Hand-lettered matchboxes from Joe Swec, a muralist and sign painter in Austin, Texas, photographed in Goodtype: The Art of Lettering.

The History of Landscape Design in 100 Gardens, by Linda A. Chisholm

You’ll be the most in-the-know garden clubber with this read that feels like a botanical vacation around the world. Images and illustrations of a hundred beautiful greenspaces include Southern estates Mount Vernon and Monticello in Virginia, and Middleton Place in South Carolina.

The Medium of Desire, by Alex McGlothlin

Two seeming opposites—a bohemian painter in Richmond, Virginia, and a corporate climber in New York—drift through the stages of love in this novel, with art as their relationship’s backbone.

The New Inheritors, by Kent Wascom

Louisiana writer Kent Wascom sets his third novel in New Orleans, the Mississippi coastline, Cuba, and Nicaragua, sketching a portrait of young love and the dramatic ways one family is forever tied to the Gulf.
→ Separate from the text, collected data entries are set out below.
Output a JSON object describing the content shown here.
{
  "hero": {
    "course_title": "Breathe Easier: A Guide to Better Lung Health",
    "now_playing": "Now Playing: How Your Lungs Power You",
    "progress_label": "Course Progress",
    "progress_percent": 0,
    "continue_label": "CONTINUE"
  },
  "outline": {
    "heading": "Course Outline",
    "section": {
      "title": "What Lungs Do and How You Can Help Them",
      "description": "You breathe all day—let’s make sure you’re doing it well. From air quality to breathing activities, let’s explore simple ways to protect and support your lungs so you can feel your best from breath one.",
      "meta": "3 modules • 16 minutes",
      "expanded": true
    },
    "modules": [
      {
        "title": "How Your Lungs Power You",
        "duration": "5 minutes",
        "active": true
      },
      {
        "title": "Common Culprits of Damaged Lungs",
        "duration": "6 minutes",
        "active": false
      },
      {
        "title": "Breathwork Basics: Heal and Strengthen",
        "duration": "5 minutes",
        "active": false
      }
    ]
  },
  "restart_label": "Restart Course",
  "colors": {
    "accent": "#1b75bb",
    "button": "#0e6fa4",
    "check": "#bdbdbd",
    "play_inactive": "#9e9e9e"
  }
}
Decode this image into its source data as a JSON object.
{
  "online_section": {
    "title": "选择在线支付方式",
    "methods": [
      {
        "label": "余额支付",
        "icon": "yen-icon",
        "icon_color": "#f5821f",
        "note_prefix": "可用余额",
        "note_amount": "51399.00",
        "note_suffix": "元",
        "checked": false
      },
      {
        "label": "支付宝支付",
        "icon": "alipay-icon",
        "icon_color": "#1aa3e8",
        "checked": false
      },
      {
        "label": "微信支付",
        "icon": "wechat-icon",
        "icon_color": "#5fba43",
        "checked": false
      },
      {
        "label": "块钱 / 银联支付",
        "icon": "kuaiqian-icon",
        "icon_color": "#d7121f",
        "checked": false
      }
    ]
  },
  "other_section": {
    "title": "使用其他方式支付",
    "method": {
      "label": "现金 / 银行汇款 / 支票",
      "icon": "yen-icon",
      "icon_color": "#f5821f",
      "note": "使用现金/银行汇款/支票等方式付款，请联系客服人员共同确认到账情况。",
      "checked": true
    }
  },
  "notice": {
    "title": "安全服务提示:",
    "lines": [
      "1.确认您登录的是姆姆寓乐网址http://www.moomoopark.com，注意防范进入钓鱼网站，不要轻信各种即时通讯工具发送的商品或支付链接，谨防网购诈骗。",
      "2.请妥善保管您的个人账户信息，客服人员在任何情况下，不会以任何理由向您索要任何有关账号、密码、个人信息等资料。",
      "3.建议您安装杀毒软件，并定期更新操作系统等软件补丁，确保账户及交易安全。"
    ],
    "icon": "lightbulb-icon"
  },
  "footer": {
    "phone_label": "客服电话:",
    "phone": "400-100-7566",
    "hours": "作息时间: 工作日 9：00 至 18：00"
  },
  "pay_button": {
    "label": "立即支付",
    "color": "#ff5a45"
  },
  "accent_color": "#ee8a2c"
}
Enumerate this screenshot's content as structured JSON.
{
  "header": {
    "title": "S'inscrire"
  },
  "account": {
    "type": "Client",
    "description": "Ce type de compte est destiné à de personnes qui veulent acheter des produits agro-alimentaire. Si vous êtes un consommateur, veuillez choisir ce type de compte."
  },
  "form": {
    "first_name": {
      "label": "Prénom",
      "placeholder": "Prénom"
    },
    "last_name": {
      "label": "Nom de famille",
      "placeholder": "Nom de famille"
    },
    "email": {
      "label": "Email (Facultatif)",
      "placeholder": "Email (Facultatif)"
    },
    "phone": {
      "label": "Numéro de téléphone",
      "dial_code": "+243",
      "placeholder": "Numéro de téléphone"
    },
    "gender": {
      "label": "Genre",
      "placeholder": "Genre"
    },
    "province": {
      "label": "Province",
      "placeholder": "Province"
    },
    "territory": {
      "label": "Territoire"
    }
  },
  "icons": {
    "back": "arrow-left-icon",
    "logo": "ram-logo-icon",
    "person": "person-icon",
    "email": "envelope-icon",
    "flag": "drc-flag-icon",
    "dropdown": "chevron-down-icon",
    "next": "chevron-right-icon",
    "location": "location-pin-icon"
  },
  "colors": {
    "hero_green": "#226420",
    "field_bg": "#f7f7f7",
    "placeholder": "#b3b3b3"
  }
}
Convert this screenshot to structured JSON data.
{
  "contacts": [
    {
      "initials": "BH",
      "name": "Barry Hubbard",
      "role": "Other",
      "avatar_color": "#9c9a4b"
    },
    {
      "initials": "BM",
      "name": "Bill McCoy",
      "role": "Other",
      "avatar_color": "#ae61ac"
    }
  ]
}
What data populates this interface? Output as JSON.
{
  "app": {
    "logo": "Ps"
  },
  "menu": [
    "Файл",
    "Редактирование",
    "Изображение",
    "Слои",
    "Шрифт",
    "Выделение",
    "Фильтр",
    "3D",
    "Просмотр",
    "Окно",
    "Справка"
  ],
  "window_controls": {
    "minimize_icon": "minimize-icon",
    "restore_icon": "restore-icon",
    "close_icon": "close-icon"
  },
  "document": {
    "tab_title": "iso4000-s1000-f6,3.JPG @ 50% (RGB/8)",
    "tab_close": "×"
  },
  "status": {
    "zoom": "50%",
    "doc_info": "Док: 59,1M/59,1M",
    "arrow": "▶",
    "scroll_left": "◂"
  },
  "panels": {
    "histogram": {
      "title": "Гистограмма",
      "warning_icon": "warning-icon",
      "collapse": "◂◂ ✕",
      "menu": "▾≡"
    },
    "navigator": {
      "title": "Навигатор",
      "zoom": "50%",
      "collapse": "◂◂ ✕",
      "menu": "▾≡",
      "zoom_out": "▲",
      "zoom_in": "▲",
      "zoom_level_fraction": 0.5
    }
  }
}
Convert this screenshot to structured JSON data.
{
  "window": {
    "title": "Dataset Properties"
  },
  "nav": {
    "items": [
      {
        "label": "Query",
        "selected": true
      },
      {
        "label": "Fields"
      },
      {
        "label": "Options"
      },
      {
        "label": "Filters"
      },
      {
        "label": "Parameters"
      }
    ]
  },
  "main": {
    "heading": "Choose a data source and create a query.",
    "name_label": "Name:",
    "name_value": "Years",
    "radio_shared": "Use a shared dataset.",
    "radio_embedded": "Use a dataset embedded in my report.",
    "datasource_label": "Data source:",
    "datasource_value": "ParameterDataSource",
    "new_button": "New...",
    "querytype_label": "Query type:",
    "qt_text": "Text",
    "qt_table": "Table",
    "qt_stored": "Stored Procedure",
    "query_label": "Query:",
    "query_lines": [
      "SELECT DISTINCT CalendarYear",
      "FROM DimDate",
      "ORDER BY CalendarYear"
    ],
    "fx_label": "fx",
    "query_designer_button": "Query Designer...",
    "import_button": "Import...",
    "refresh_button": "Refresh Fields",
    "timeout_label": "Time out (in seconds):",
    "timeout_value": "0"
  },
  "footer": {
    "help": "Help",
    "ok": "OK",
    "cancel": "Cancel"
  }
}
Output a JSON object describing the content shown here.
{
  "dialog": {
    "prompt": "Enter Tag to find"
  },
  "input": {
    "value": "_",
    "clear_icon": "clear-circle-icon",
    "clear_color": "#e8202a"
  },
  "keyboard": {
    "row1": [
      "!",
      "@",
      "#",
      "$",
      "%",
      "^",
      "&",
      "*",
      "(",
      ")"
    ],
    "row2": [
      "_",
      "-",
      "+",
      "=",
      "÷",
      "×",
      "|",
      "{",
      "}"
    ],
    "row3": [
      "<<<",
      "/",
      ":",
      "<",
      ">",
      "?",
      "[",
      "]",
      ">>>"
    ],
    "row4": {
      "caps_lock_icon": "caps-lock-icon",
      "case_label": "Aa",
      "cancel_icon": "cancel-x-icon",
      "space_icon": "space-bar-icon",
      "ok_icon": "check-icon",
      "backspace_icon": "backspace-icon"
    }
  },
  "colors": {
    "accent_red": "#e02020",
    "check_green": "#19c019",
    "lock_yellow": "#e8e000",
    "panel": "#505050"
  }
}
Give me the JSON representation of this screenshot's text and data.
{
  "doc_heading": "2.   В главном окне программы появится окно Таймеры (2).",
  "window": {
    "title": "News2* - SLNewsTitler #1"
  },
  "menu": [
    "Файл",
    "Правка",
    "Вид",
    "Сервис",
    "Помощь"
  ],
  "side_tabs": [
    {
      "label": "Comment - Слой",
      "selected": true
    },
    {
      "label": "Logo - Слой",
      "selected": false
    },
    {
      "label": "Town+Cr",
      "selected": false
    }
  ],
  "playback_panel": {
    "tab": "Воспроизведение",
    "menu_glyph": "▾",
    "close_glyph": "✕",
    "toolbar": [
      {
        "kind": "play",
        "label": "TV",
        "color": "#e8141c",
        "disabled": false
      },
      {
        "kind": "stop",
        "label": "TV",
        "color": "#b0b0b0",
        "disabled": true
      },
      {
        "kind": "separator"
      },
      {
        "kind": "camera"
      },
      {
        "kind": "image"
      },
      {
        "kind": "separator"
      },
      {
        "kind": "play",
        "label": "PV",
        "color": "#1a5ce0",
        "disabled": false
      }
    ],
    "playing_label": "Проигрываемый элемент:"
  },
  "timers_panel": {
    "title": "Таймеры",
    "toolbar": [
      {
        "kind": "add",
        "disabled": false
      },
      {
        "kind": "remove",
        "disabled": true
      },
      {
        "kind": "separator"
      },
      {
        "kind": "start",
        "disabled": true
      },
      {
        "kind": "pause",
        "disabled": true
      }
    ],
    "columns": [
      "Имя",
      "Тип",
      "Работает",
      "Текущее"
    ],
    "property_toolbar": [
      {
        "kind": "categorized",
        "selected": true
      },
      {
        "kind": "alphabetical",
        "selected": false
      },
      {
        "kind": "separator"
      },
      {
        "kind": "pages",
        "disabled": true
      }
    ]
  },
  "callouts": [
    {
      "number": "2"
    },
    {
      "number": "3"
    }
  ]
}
The Wrong Heaven: Stories, by Amy Bonnaffons

Darkly comic and visionary, the Athens, Georgia–based writer Amy Bonnaffon’s debut story collection is memorable for its whip-smart writing and imaginative situations: a woman who injects herself with hormones to turn into a horse; chattering Jesus and Mary lawn statues, the Virgin with a “slight British accent, like Julie Andrews.”